One of the considerations that weighed with the Court in its view was that Satwant Singh, Kehar Singh and Balbir Singh had filed appeals against their convictions and sentences and they were pending in the High Court. The reference for confirmation of death sentence was also pending and both the reference and the appeals were likely to be heard in the near future. The appeal by Satwant Singh had been filed through Shri P. N. Lekhi and in all probability he would be arguing the appeal for Satwant Singh. The appeal by Kehar Singh and Balbir Singh has been filed by Shri P. P. Grover, advocate. Further Shri Lekhi in his reply had raised certain contentions which were also likely to have been raised in the appeals.
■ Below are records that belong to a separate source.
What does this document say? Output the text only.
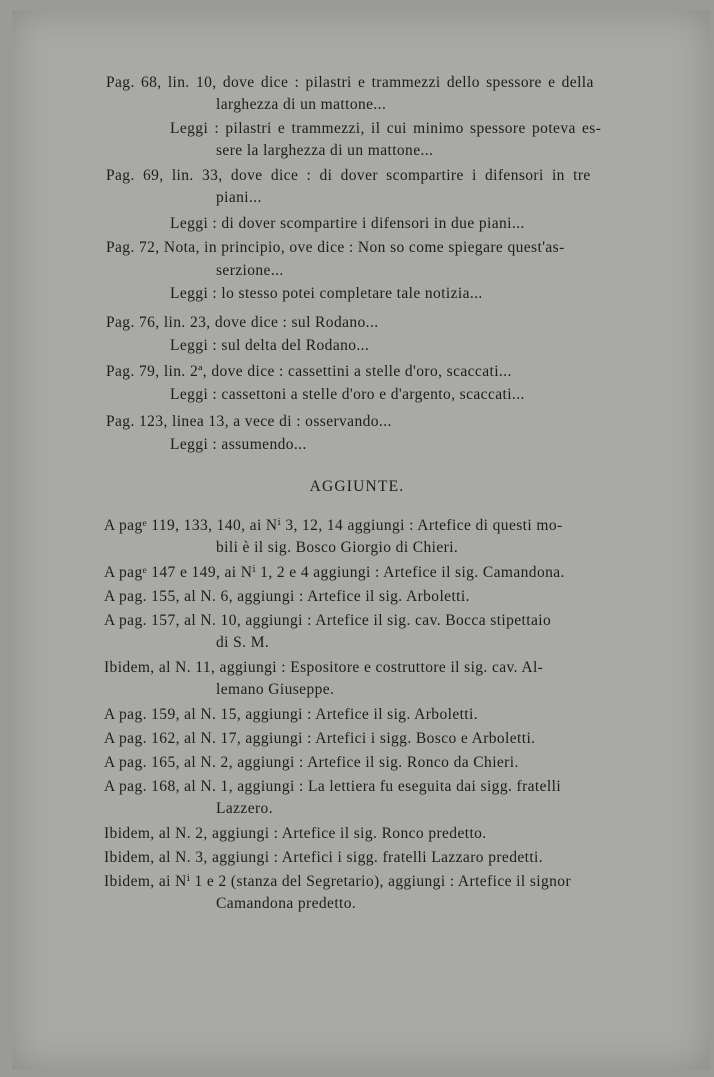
Pag. 68, lin. 10, dove dice : pilastri e trammezzi dello spessore e della
larghezza di un mattone...
Leggi : pilastri e trammezzi, il cui minimo spessore poteva es-
sere la larghezza di un mattone...
Pag. 69, lin. 33, dove dice : di dover scompartire i difensori in tre
piani...
Leggi : di dover scompartire i difensori in due piani...
Pag. 72, Nota, in principio, ove dice : Non so come spiegare quest'as-
serzione...
Leggi : lo stesso potei completare tale notizia...
Pag. 76, lin. 23, dove dice : sul Rodano...
Leggi : sul delta del Rodano...
Pag. 79, lin. 2ª, dove dice : cassettini a stelle d'oro, scaccati...
Leggi : cassettoni a stelle d'oro e d'argento, scaccati...
Pag. 123, linea 13, a vece di : osservando...
Leggi : assumendo...
AGGIUNTE.
A pagᵉ 119, 133, 140, ai Nⁱ 3, 12, 14 aggiungi : Artefice di questi mo-
bili è il sig. Bosco Giorgio di Chieri.
A pagᵉ 147 e 149, ai Nⁱ 1, 2 e 4 aggiungi : Artefice il sig. Camandona.
A pag. 155, al N. 6, aggiungi : Artefice il sig. Arboletti.
A pag. 157, al N. 10, aggiungi : Artefice il sig. cav. Bocca stipettaio
di S. M.
Ibidem, al N. 11, aggiungi : Espositore e costruttore il sig. cav. Al-
lemano Giuseppe.
A pag. 159, al N. 15, aggiungi : Artefice il sig. Arboletti.
A pag. 162, al N. 17, aggiungi : Artefici i sigg. Bosco e Arboletti.
A pag. 165, al N. 2, aggiungi : Artefice il sig. Ronco da Chieri.
A pag. 168, al N. 1, aggiungi : La lettiera fu eseguita dai sigg. fratelli
Lazzero.
Ibidem, al N. 2, aggiungi : Artefice il sig. Ronco predetto.
Ibidem, al N. 3, aggiungi : Artefici i sigg. fratelli Lazzaro predetti.
Ibidem, ai Nⁱ 1 e 2 (stanza del Segretario), aggiungi : Artefice il signor
Camandona predetto.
Thus the Hon'ble Court was of the view that if contempt petition was proceeded with, then any decision could prejudice the accused or the prosecution at the hearing of the appeals. At this juncture, Shri Salman Khurshid, advocate for the petitioner, realizing the force of the above view contended that the matter may be postponed sine die and taken up after the appeals are finally decided, however the same was rejected.

However, the Delhi High Court bench composed of Justice R Aggarwal and Justice M Sharief-Ud-Din while stating that "the expressions and the language, used in the offending passages are very strong and in our view should have been avoided by Shri Lekhi" on a careful consideration to all the aspects of the case, came to the conclusion that the petition should not be proceeded with.

The Delhi High Court disposed of the petition with the following observations and dropped the proceedings – "the expressions and the language, used in the offending passages are very strong and in our view should have been avoided by Shri Lekhi".

==Family==
When Pran Nath Lekhi died on 28 February 2010, he was survived by his wife Kamla and three children. His son, Aman Lekhi was also designated as Senior Advocate in 2005. He has handled variety of matters in the Supreme Court, most popular among them are Constitutional validity of ban on lotteries, Lajpat Nagar bomb blast, Redfort shootout, Vasantkunj multiple murder case etc. He has also argued in the matters such as 2G Spectrum, Right to information, CWG, Medical negligence etc. He dealt with probate of will of Rajmata Vijaya Raje Scindia. Aman Lekhi, a successful celebrity Advocate like his father but always far from any media glare.

His daughter-in-law, Meenakshi Lekhi, is a member of the Indian parliament, lawyer of the Supreme Court and a socio-political activist. She is the Vice President of the BJP Mahila Morcha and the National Spokesperson of the BJP Media Cell. In the 2014 Indian parliamentary elections, Meenakshi Lekhi won from the New Delhi parliament seat on a BJP ticket.